In my fair city, Tulsa, Oklahoma, we see two types of buildings pop up with regularity: banks and churches. With each announcement of a new bank or a new church, we ask ourselves, “Do we really need another bank/church in Tulsa?” Yet it seems we do, for new ones are announced almost weekly.
And so I ask a similar question here today. Do we really need another English Bible translation? The answer is “Apparently so,” for publishers keep releasing them. Last year we saw the Common English Bible (rather bland) and NT Wright’s The Kingdom New Testament (too similar to other translations to make it stand out). So when I heard that 2012 would see the release of yet another new translation, let’s just say I was less than excited. Until I bought a copy of The Voice.
Now I am excited.
I’m not a biblical scholar, a Greek scholar, or really any scholar. If you want to know what manuscripts The Voice relied on most, or want to debate dynamic vs. formal equivalence, feel free to delve into those topics on your own. I’m not saying they are not important to discuss, I’m just saying that is not how I want to talk about this Bible.
We in America approach the Bible differently than just about any other nation. We can buy just about any translation or paraphrase of Scripture at both Christian and general market stores (like Barnes and Noble or Books A Million). If we don’t want to venture out of the house, we have an even larger selection available to us with the click of a mouse button. The average number of Bibles owned by those who call themselves “Bible readers” is just shy of four. And yet Bible readership has fallen every decade since the 1980s. Obviously, Bible ownership does not equal Bible readership.
It used to be that if I went to church without my Bible I was reduced to the role of spectator. It would be like going to class without your textbook. Now, however, I seldom see anyone in my church with their Bible—other than on their phones. And there I’m suspicious that they’re really playing Angry Birds. But I digress. Bible verses are now shown on the big screen. I understand this allows the speaker to use the version he/she thinks best fits the verse they are using, and that it also prevents “dead air” as they wait for the congregation to try and find Obadiah or Titus. Still, this is how I learned to find things in Scripture, and I’m sad that’s missing in many of today’s churches.

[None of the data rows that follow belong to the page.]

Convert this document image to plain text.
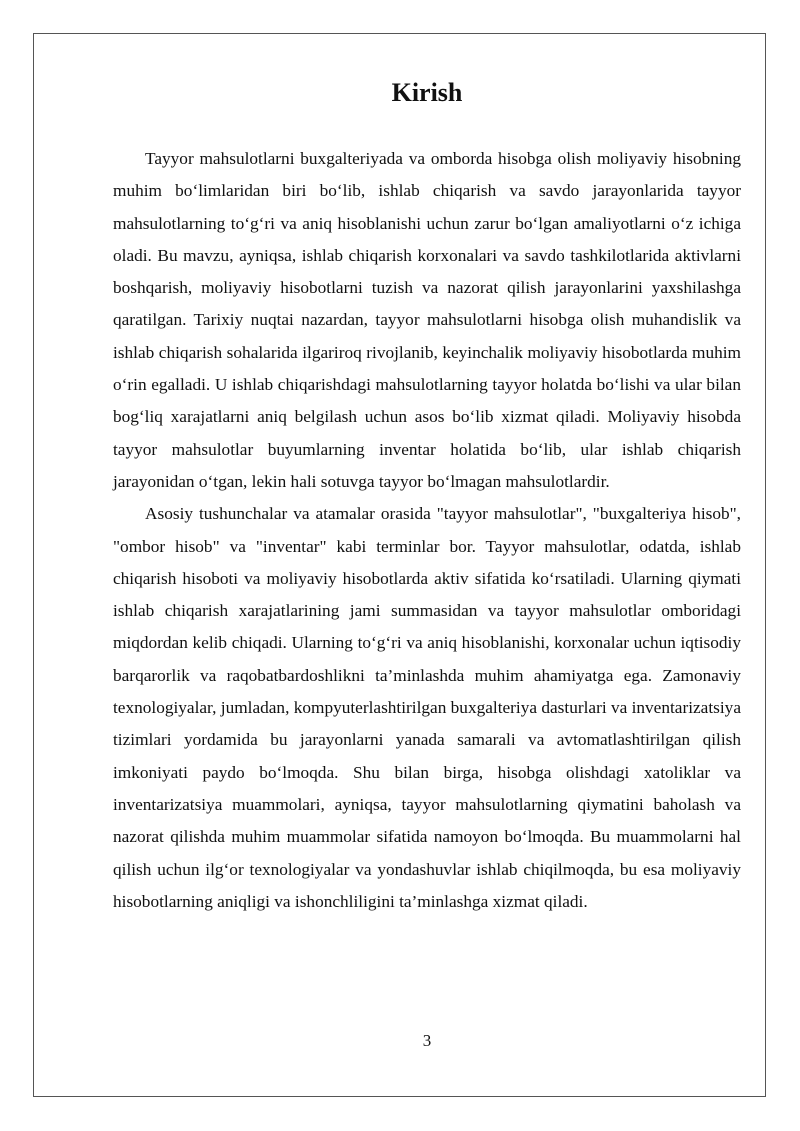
Kirish

Tayyor mahsulotlarni buxgalteriyada va omborda hisobga olish moliyaviy hisobning muhim bo‘limlaridan biri bo‘lib, ishlab chiqarish va savdo jarayonlarida tayyor mahsulotlarning to‘g‘ri va aniq hisoblanishi uchun zarur bo‘lgan amaliyotlarni o‘z ichiga oladi. Bu mavzu, ayniqsa, ishlab chiqarish korxonalari va savdo tashkilotlarida aktivlarni boshqarish, moliyaviy hisobotlarni tuzish va nazorat qilish jarayonlarini yaxshilashga qaratilgan. Tarixiy nuqtai nazardan, tayyor mahsulotlarni hisobga olish muhandislik va ishlab chiqarish sohalarida ilgariroq rivojlanib, keyinchalik moliyaviy hisobotlarda muhim o‘rin egalladi. U ishlab chiqarishdagi mahsulotlarning tayyor holatda bo‘lishi va ular bilan bog‘liq xarajatlarni aniq belgilash uchun asos bo‘lib xizmat qiladi. Moliyaviy hisobda tayyor mahsulotlar buyumlarning inventar holatida bo‘lib, ular ishlab chiqarish jarayonidan o‘tgan, lekin hali sotuvga tayyor bo‘lmagan mahsulotlardir.

Asosiy tushunchalar va atamalar orasida "tayyor mahsulotlar", "buxgalteriya hisob", "ombor hisob" va "inventar" kabi terminlar bor. Tayyor mahsulotlar, odatda, ishlab chiqarish hisoboti va moliyaviy hisobotlarda aktiv sifatida ko‘rsatiladi. Ularning qiymati ishlab chiqarish xarajatlarining jami summasidan va tayyor mahsulotlar omboridagi miqdordan kelib chiqadi. Ularning to‘g‘ri va aniq hisoblanishi, korxonalar uchun iqtisodiy barqarorlik va raqobatbardoshlikni ta’minlashda muhim ahamiyatga ega. Zamonaviy texnologiyalar, jumladan, kompyuterlashtirilgan buxgalteriya dasturlari va inventarizatsiya tizimlari yordamida bu jarayonlarni yanada samarali va avtomatlashtirilgan qilish imkoniyati paydo bo‘lmoqda. Shu bilan birga, hisobga olishdagi xatoliklar va inventarizatsiya muammolari, ayniqsa, tayyor mahsulotlarning qiymatini baholash va nazorat qilishda muhim muammolar sifatida namoyon bo‘lmoqda. Bu muammolarni hal qilish uchun ilg‘or texnologiyalar va yondashuvlar ishlab chiqilmoqda, bu esa moliyaviy hisobotlarning aniqligi va ishonchliligini ta’minlashga xizmat qiladi.

3
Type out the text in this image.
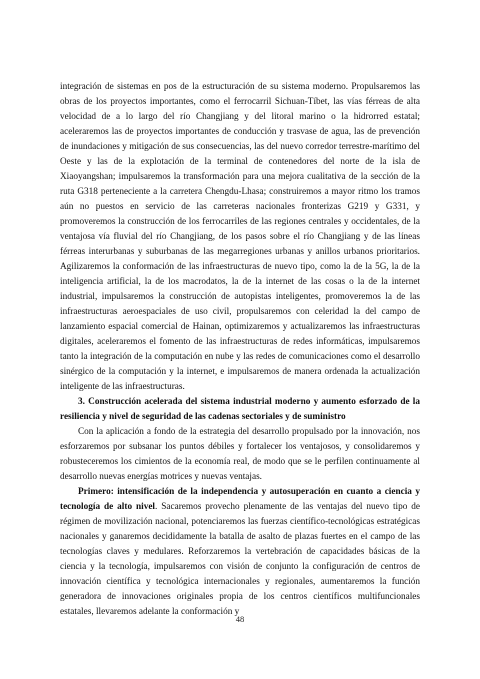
integración de sistemas en pos de la estructuración de su sistema moderno. Propulsaremos las obras de los proyectos importantes, como el ferrocarril Sichuan-Tíbet, las vías férreas de alta velocidad de a lo largo del río Changjiang y del litoral marino o la hidrorred estatal; aceleraremos las de proyectos importantes de conducción y trasvase de agua, las de prevención de inundaciones y mitigación de sus consecuencias, las del nuevo corredor terrestre-marítimo del Oeste y las de la explotación de la terminal de contenedores del norte de la isla de Xiaoyangshan; impulsaremos la transformación para una mejora cualitativa de la sección de la ruta G318 perteneciente a la carretera Chengdu-Lhasa; construiremos a mayor ritmo los tramos aún no puestos en servicio de las carreteras nacionales fronterizas G219 y G331, y promoveremos la construcción de los ferrocarriles de las regiones centrales y occidentales, de la ventajosa vía fluvial del río Changjiang, de los pasos sobre el río Changjiang y de las líneas férreas interurbanas y suburbanas de las megarregiones urbanas y anillos urbanos prioritarios. Agilizaremos la conformación de las infraestructuras de nuevo tipo, como la de la 5G, la de la inteligencia artificial, la de los macrodatos, la de la internet de las cosas o la de la internet industrial, impulsaremos la construcción de autopistas inteligentes, promoveremos la de las infraestructuras aeroespaciales de uso civil, propulsaremos con celeridad la del campo de lanzamiento espacial comercial de Hainan, optimizaremos y actualizaremos las infraestructuras digitales, aceleraremos el fomento de las infraestructuras de redes informáticas, impulsaremos tanto la integración de la computación en nube y las redes de comunicaciones como el desarrollo sinérgico de la computación y la internet, e impulsaremos de manera ordenada la actualización inteligente de las infraestructuras.

3. Construcción acelerada del sistema industrial moderno y aumento esforzado de la resiliencia y nivel de seguridad de las cadenas sectoriales y de suministro

Con la aplicación a fondo de la estrategia del desarrollo propulsado por la innovación, nos esforzaremos por subsanar los puntos débiles y fortalecer los ventajosos, y consolidaremos y robusteceremos los cimientos de la economía real, de modo que se le perfilen continuamente al desarrollo nuevas energías motrices y nuevas ventajas.

Primero: intensificación de la independencia y autosuperación en cuanto a ciencia y tecnología de alto nivel. Sacaremos provecho plenamente de las ventajas del nuevo tipo de régimen de movilización nacional, potenciaremos las fuerzas científico-tecnológicas estratégicas nacionales y ganaremos decididamente la batalla de asalto de plazas fuertes en el campo de las tecnologías claves y medulares. Reforzaremos la vertebración de capacidades básicas de la ciencia y la tecnología, impulsaremos con visión de conjunto la configuración de centros de innovación científica y tecnológica internacionales y regionales, aumentaremos la función generadora de innovaciones originales propia de los centros científicos multifuncionales estatales, llevaremos adelante la conformación y

48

Back to The Voice. Our Bible did not arrive via angelic FedEx in written form. It was shared by storytellers for thousands of years before being written. As we’ve talked about many times here at iMonk, the Bible is a story with one plot: To reveal Jesus to us. And sharing that story is what Bible translators have aimed to do for hundreds of years. Some get it better than others. Some, like Ken Taylor’s original Living Bible and Eugene Peterson’s The Message, seek to retain the storytelling feel. Others, such as the translators of the NIV, NASB and NKJV, stick as close as they can to original sources, giving us a bit more of an academic feel. Then there versions that try to do both, and thus please neither crowd (such as The Kingdom New Testament).
The Voice is much more of a storyteller’s Bible. The translating team—which included both scholars like Darrell Bock and David Capes, and artists like Don and Lori Chaffer (Waterdeep) and Sara Groves—liberally adds words and phrases implied, but not included, in the original documents to help in the flow of the story. Don’t panic when I say this. The King James translators did the same thing. Here’s an example from The Voice in 1 Corinthians 13:
I could give all that I have to feed the poor, I could surrender my body to be burned as a martyr, but if I do not live in love, I gain nothing by my selfless acts.

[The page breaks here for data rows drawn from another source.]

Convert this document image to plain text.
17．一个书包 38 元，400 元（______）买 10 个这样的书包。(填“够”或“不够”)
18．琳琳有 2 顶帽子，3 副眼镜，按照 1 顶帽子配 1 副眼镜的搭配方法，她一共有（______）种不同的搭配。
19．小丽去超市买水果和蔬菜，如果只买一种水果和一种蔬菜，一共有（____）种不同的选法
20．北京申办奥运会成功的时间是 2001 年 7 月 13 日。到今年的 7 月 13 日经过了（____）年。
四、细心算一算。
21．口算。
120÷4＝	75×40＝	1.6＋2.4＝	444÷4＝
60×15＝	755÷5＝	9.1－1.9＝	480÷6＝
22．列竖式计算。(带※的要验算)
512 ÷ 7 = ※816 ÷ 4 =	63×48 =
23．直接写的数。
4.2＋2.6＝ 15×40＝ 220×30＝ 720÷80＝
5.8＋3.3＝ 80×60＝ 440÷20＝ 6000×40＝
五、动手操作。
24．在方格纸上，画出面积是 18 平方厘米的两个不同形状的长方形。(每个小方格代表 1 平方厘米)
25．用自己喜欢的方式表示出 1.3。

The words in italics are in italics in The Voice, letting you know they have been added. But are they a wrong addition? Let’s try another example from John 3.
Don’t be shocked by My words, but I tell you the truth. Even you, an educated and respected man among your people, must be reborn by the Spirit to enter the kingdom of God.
In the first example, only a few words are added. The second verse has more additions than original words. But do these additions harm the integrity of the verses? I think not. Then there is this verse from John 14:
I am the path, the truth, and the energy of life. No one comes the Father except through me.
The energy of life? No, I don’t like this one. The first job of a good editor is to realize fewer words pack more punch. Here, we take away from Jesus saying he himself is life by adding this modifier. Still, I don’t think anyone is going to lose their salvation over this.
A number of people have raised their blood pressure because The Voice doesn’t use the word “Christ.” Instead, they substitute “Anointed One.” Fine with me. That’s what Christ means. And instead of “angel,” the translators chose “heavenly messenger.” Good call. In Psalms, God at times is called “the Eternal One.” I have no problem at all with any of these word choices.
Bible versions are a personal choice. For me, a storyteller myself, I like The Voice. Somehow, I don’t think the translating team take themselves too seriously. And, somehow, I think this makes the Lord happy.